Hace seis años las gentes de bien de todo el país acogieron con
esperanza y alegría el anuncio de tregua que la banda terrorista
ETA decretó en un momento en el que la lucha policial estaba dando
excelentes resultados. Fue una etapa engañosamente hermosa, en la
que muchos quisimos ver el final del terror, el pase de los
violentos -o de quienes les apoyan- a la vía política, el principio
de una nueva era para los españoles y, especialmente, para los
vascos. Poco duró la esperanza. Tras un paréntesis para
reorganizarse, los asesinos volvieron a las andadas, dejando un
reguero de sangre y de decepción.
Hoy nos encontramos en una tesitura parecida. El pacto contra el
terrorismo firmado por los grandes partidos, la ilegalización de
Batasuna, la incansable labor policial y, sobre todo, la
colaboración francesa, han dejado a ETA en un callejón sin salida,
desmantelada y empobrecida.
Pero no nos engañemos. Las mafias, las sociedades criminales, no
tienen más objetivo que perpetuar sus actividades y eso es lo que
harán los etarras. Quizá con dificultades, pero con la misma
voluntad de hierro que siempre les ha caracterizado. De ahí que
haya que acoger con cautela la carta que seis históricos militantes
de la banda -hoy encarcelados-, entre ellos personajes tan
sanguinarios como Pakito y Makario, han remitido a los dirigentes
actuales pidiéndoles que abandonen la lucha armada.

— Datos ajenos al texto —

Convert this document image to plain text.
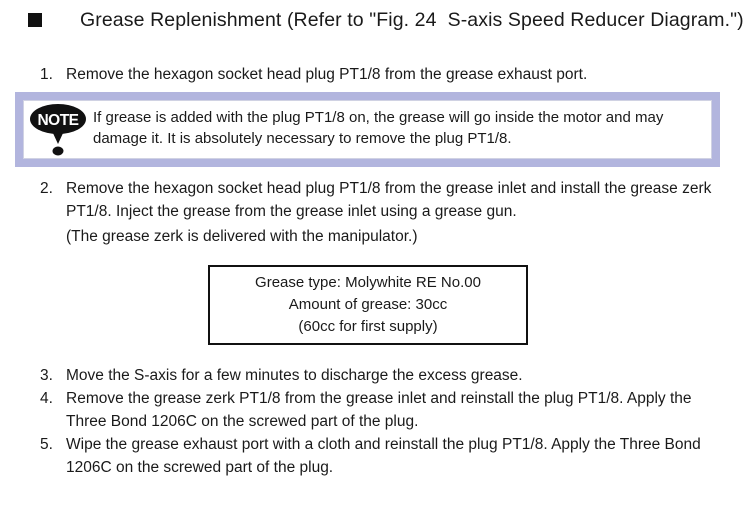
Grease Replenishment (Refer to "Fig. 24  S-axis Speed Reducer Diagram.")
1. Remove the hexagon socket head plug PT1/8 from the grease exhaust port.
NOTE If grease is added with the plug PT1/8 on, the grease will go inside the motor and may damage it. It is absolutely necessary to remove the plug PT1/8.
2. Remove the hexagon socket head plug PT1/8 from the grease inlet and install the grease zerk PT1/8. Inject the grease from the grease inlet using a grease gun.
(The grease zerk is delivered with the manipulator.)
Grease type: Molywhite RE No.00
Amount of grease: 30cc
(60cc for first supply)
3. Move the S-axis for a few minutes to discharge the excess grease.
4. Remove the grease zerk PT1/8 from the grease inlet and reinstall the plug PT1/8. Apply the Three Bond 1206C on the screwed part of the plug.
5. Wipe the grease exhaust port with a cloth and reinstall the plug PT1/8. Apply the Three Bond 1206C on the screwed part of the plug.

Es en realidad el mismo mensaje que lanzan cada día los
ciudadanos de todo el país y que siempre cae en saco roto. La
esperanza que nos queda es que, opinen y digan ellos lo que digan,
la sociedad siga avanzando por el camino de la paz hasta
asfixiarles del todo. Sólo cuando ningún joven dé el paso de entrar
en ETA podremos creer en un definitivo adiós a las armas.